Até a volta de Jesus, a tarefa da igreja é encorajar, fortalecer e edificar seus membros. O cristão é edificado por seus irmãos e irmãs. A pergunta final que cada crente deve fazer a si mesmo é: "As pessoas que convivem comigo são consoladas, edificadas e fortalecidas pela minha presença?". Em vez de se deter em especulações, a igreja é chamada a realizar o trabalho de consolo e edificação, aguardando como uma família da fé o glorioso dia da volta do Senhor.
+ Reúna todos os membros e dedique um tempo para orar juntos pela proteção e pela vinda de Cristo. Isso ajudará a fortalecer a fé familiar e a manter vivos os valores cristãos dentro de casa.

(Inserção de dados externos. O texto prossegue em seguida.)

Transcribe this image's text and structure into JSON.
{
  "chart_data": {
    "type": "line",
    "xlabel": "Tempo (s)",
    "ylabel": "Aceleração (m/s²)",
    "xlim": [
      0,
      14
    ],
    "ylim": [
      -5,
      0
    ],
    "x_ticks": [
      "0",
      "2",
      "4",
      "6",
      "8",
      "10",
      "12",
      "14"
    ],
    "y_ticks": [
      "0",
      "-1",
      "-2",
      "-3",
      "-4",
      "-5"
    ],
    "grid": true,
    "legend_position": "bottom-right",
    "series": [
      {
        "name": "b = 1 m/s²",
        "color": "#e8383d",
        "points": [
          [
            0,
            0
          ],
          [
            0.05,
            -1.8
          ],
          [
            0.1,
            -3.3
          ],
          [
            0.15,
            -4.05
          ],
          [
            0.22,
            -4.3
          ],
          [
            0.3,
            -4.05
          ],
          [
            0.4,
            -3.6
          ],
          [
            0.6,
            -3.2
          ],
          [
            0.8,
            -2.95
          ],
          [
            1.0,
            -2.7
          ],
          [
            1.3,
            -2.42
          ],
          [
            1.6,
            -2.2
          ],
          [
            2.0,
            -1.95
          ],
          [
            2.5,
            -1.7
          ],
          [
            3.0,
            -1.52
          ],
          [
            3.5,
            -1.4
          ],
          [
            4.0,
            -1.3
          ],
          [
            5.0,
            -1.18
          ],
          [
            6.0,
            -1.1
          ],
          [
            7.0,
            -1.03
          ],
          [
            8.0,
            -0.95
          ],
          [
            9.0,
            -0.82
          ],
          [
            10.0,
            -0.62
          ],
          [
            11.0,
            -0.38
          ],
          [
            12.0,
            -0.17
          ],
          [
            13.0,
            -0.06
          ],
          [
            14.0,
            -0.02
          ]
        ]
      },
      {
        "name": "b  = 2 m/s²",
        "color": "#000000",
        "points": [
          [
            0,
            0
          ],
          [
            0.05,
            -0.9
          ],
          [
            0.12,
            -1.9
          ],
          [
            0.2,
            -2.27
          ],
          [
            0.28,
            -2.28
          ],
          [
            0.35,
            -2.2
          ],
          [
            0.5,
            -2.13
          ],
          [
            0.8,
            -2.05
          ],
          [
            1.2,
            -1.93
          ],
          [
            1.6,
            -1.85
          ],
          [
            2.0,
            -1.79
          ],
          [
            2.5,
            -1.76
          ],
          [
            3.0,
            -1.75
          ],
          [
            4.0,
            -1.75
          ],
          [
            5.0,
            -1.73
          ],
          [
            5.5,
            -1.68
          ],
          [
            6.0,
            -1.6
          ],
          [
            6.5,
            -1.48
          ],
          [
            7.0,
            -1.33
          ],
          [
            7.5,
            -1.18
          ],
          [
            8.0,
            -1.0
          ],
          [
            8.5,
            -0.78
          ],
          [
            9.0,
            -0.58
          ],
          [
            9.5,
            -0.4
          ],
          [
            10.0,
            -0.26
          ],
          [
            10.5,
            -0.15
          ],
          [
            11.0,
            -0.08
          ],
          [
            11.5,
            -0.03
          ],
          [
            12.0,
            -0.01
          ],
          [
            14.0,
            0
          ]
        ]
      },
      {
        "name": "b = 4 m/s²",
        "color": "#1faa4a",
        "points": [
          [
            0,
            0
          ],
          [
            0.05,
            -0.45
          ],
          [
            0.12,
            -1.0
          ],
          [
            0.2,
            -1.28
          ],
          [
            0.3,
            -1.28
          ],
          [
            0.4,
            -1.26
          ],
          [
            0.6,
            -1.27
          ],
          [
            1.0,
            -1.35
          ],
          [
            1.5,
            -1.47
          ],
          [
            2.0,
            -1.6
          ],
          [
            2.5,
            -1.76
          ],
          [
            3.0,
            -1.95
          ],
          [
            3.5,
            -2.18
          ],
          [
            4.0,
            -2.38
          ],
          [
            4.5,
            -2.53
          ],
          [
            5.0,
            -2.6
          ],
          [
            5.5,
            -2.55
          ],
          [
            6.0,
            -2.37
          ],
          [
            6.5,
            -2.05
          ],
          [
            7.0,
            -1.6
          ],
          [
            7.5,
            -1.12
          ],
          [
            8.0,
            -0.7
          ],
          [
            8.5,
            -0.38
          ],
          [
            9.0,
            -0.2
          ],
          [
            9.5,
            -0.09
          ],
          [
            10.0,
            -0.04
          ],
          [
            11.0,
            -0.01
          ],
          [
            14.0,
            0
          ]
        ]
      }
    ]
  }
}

+ No trabalho, você pode enfrentar um ambiente desanimador, onde a moral e a ética são constantemente testadas. Leve esperança aos seus colegas ao compartilhar breves reflexões sobre suas próprias vidas e a necessidade de um propósito maior.
+ Na igreja, se você notar que muitos estão perdendo o foco na expectativa da volta de Cristo, incentive discussões sobre como essa mensagem se aplica à vida diária, encorajando uma vida mais intencional e cheia de propósito.
+ Em sua vida pública, ao enfrentar o desencanto com a sociedade, lembre-se de que sua esperança não está nas circunstâncias atuais, mas no retorno de Cristo. Participe de ações sociais que ressoem com valores cristãos e discutam com outros sobre a importância da luz que devemos representar. Leve a mensagem de Cristo a grupos comunitários, enfatizando que, como crentes, estamos chamados a ser agentes de mudança e esperança em um mundo que anseia por algo maior.